These are the black swans SocGen thinks you should worry about.
MILLIONadCLICKS — Strategists at Societe Generale have issued a new report detailing their forecasts for the global economy and their list of so-called “black swan” events. A “black swan” event is a metaphor used by the investment community to describe an event that comes as a surprise, such as the crash of the U.S. housing market in 2008 or the Japanese earthquake of 2011. In the French bank’s latest global economic outlook, SocGen said that various issues constituted downside risks to the global growth outlook, including the “drag from U.S. and European policy uncertainty” (still the highest risk according to SocGen), a hard landing in China, a sharp market repricing and consumers opting to save, rather than spend, more.

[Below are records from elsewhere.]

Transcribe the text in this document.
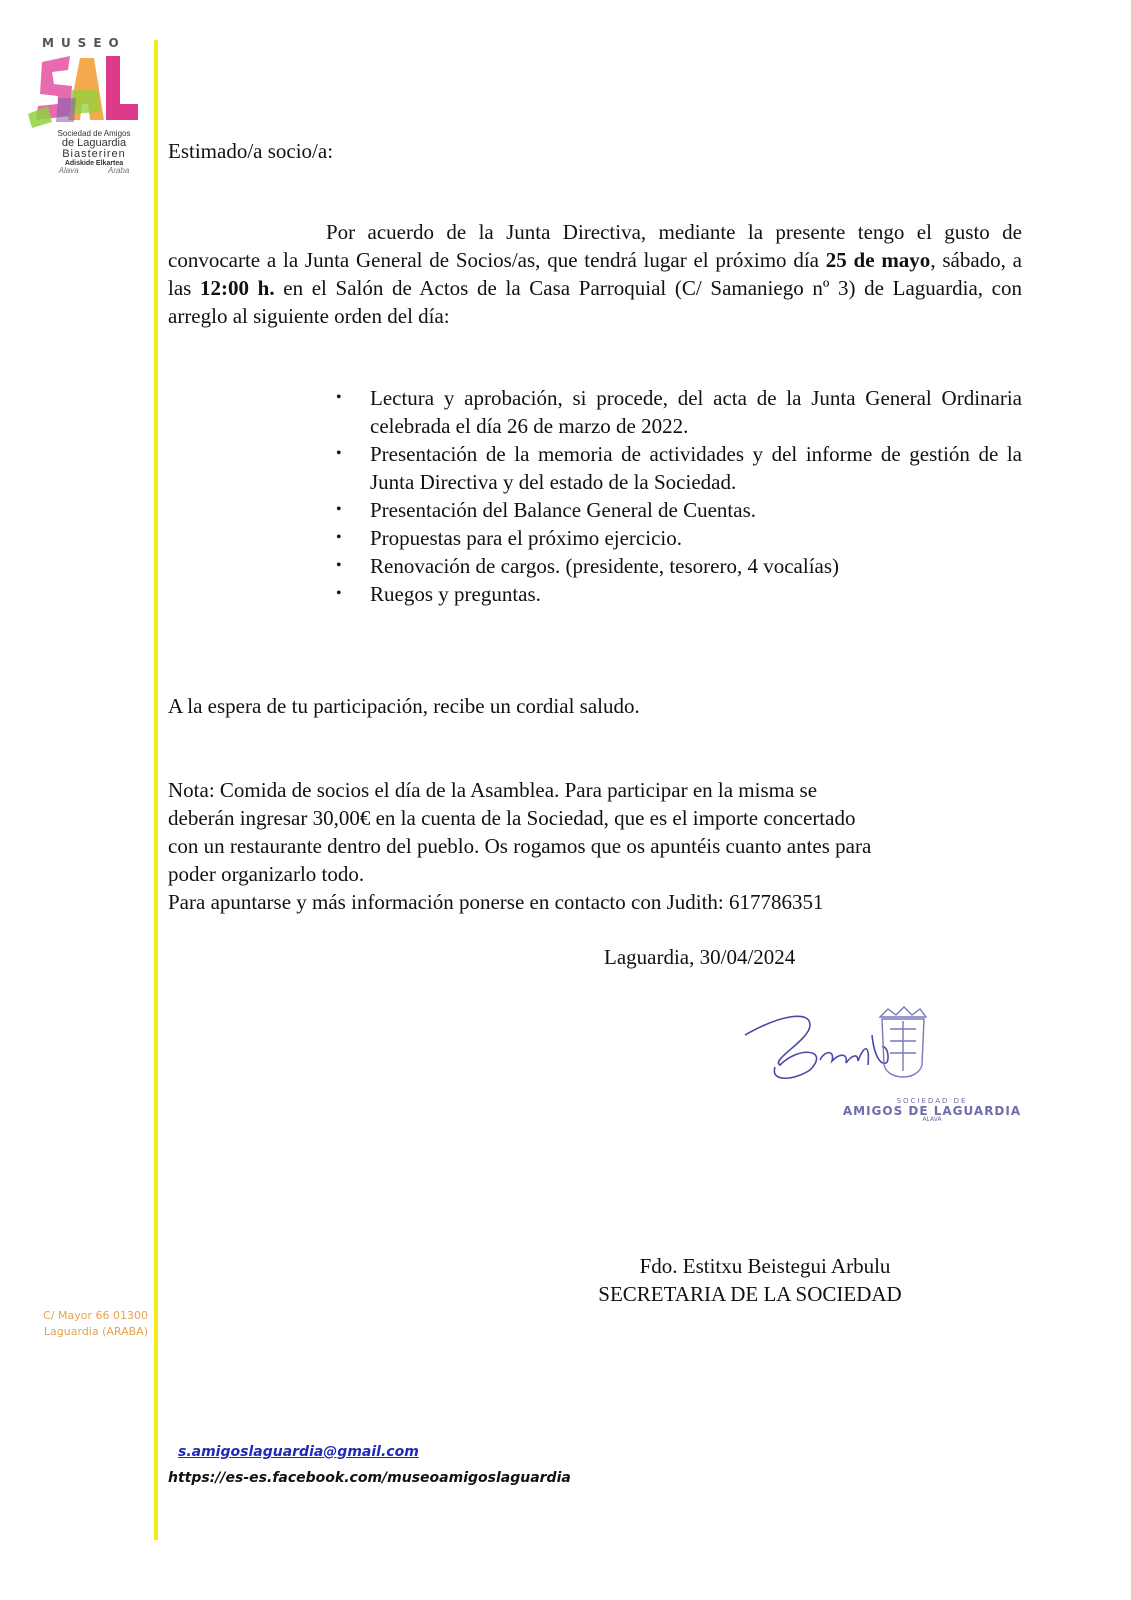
MUSEO
Sociedad de Amigos
de Laguardia
Biasteriren
Adiskide Elkartea
Alava	Araba
C/ Mayor 66 01300
Laguardia (ARABA)
Estimado/a socio/a:
Por acuerdo de la Junta Directiva, mediante la presente tengo el gusto de convocarte a la Junta General de Socios/as, que tendrá lugar el próximo día 25 de mayo, sábado, a las 12:00 h. en el Salón de Actos de la Casa Parroquial (C/ Samaniego nº 3) de Laguardia, con arreglo al siguiente orden del día:
• Lectura y aprobación, si procede, del acta de la Junta General Ordinaria celebrada el día 26 de marzo de 2022.
• Presentación de la memoria de actividades y del informe de gestión de la Junta Directiva y del estado de la Sociedad.
• Presentación del Balance General de Cuentas.
• Propuestas para el próximo ejercicio.
• Renovación de cargos. (presidente, tesorero, 4 vocalías)
• Ruegos y preguntas.
A la espera de tu participación, recibe un cordial saludo.
Nota: Comida de socios el día de la Asamblea. Para participar en la misma se
deberán ingresar 30,00€ en la cuenta de la Sociedad, que es el importe concertado
con un restaurante dentro del pueblo. Os rogamos que os apuntéis cuanto antes para
poder organizarlo todo.
Para apuntarse y más información ponerse en contacto con Judith: 617786351
Laguardia, 30/04/2024
SOCIEDAD DE
AMIGOS DE LAGUARDIA
ALAVA
Fdo. Estitxu Beistegui Arbulu
SECRETARIA DE LA SOCIEDAD
s.amigoslaguardia@gmail.com
https://es-es.facebook.com/museoamigoslaguardia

“Policy uncertainty remains the most significant risk to our outlook,” the report, released on Tuesday, said.
“We see two dimensions to this risk. First, there is the slow moving drag that comes from the uncertainty itself holding back notably investment and hiring decisions and structural reform efforts. Second, there is the risk of an adverse outcome triggering financial instability. In the case of Brexit, the former remains significant while the latter proved short-lived on the back of an aggressive response from the BOE (Bank of England).”
Summarizing its global economic outlook, SocGen predicted that the U.S. would grow 2.2 percent in 2017, slightly above a consensus forecast of 2.3 percent. It believed that by end 2017, the Federal Reserve would have hiked the key interest rate to 1.25 percent.
However, SocGen believed that the U.S. could see a downturn in the second half of 2018: “Critical to this view is that we have not assumed any large scale fiscal stimulus.”
Top economic risks—and how likely they are:
1. Greater drag from the policy uncertainty headwind: 30%
2. China hard landing risks have eased: 20%
3. Market repricing of central bank tightening and inflation: 20%
4. Consumers opt to save more: 10%
It forecast 1.4 percent growth for the euro area next year, above the consensus for 1.2 percent growth. “Our forecast for the euro area sits slightly above the consensus, but what is notable for both our view and for that matter consensus is the generally more upbeat view on the euro area consumer, which is expected to dig into savings and spend. Moreover, we look for a significant pick-up in residential investment with the revival of the euro area consumer,” SocGen noted.
It added that it did not think the European Central Bank would meet its price stability target, despite its efforts to boost inflation: “Short-term, headline inflation could break above 2 percent depending on oil price base effects, but looking to the core, we forecast just 1.5 percent by 2020 leaving the ECB below its price stability target.”
For China, it predicted 6 percent growth in 2017, compared to a consensus of 6.3 percent. It also remained below consensus for the other BRIC economies (Brazil, Russia and India).
It also forecast that oil would be priced at $60 a barrel by the end of 2017. The authors added that in comparing its views to the market consensus, “we believe that we are more concerned by downside risks.”